I don't understand why people even care if the kid across the street wears a diaper longer. I have never understood that, my step sister would rather have her son piss the bed then have a diaper, it's a normal condition kids of his age have but god forbid using a diaper, The same applied to me as well, it's just firkin stupid
Well damn, dude, that's horrible that you had to experience that. No kid should have to experience that and you're right, forcing children out when they're not ready isn't okay. But ENCOURAGING them and getting them to consider that option to meet you halfway is precisely what I advocate for. When I hear about people 'allowing children to stay in diapers' I admittedly jump to the worst possible scenario and imagine someone not even trying to potty train. But I think we're speaking from different contexts here.
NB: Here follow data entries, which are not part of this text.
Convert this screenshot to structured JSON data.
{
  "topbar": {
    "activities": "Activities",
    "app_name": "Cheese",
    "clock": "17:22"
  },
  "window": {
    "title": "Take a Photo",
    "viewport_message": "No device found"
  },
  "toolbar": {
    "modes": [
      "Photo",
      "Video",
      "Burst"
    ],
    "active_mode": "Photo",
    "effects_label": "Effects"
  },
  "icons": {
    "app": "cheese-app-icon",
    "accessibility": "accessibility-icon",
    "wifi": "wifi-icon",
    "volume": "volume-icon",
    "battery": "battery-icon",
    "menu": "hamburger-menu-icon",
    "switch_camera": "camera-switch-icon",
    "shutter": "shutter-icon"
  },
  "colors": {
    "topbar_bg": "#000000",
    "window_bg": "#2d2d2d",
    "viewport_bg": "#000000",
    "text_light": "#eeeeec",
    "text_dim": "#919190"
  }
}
As for why people make a big deal, it's a basic matter of social status and perceived weakness. Is it fair? No. But life isn't fair and not everyone is nice. Rather than trying to change the world to fit my perfect image, I prefer to adapt myself to survive in the world. The kids I work with, I always teach them that they can control their immediate environments and choose their friends, but they sometimes can't choose the people they work with or interact with and therefore need to learn how to adapt to circumstances rather than expecting circumstances to adapt to them. As for your sister, I can't speak on her situation. Idk whether money is tight or if she feels like she might be a failure if her kid regresses to diapers again. It's hard to say. But unless you have a way to convince her (which may cause strain between you two) then I recommend you try to find some compromise. Like her son uses pull-ups when he's not at home, but at home they stick to vinyl sheets or something. Idk, that's between you and her. Or maybe it's not if it's her child and she's not willing to listen.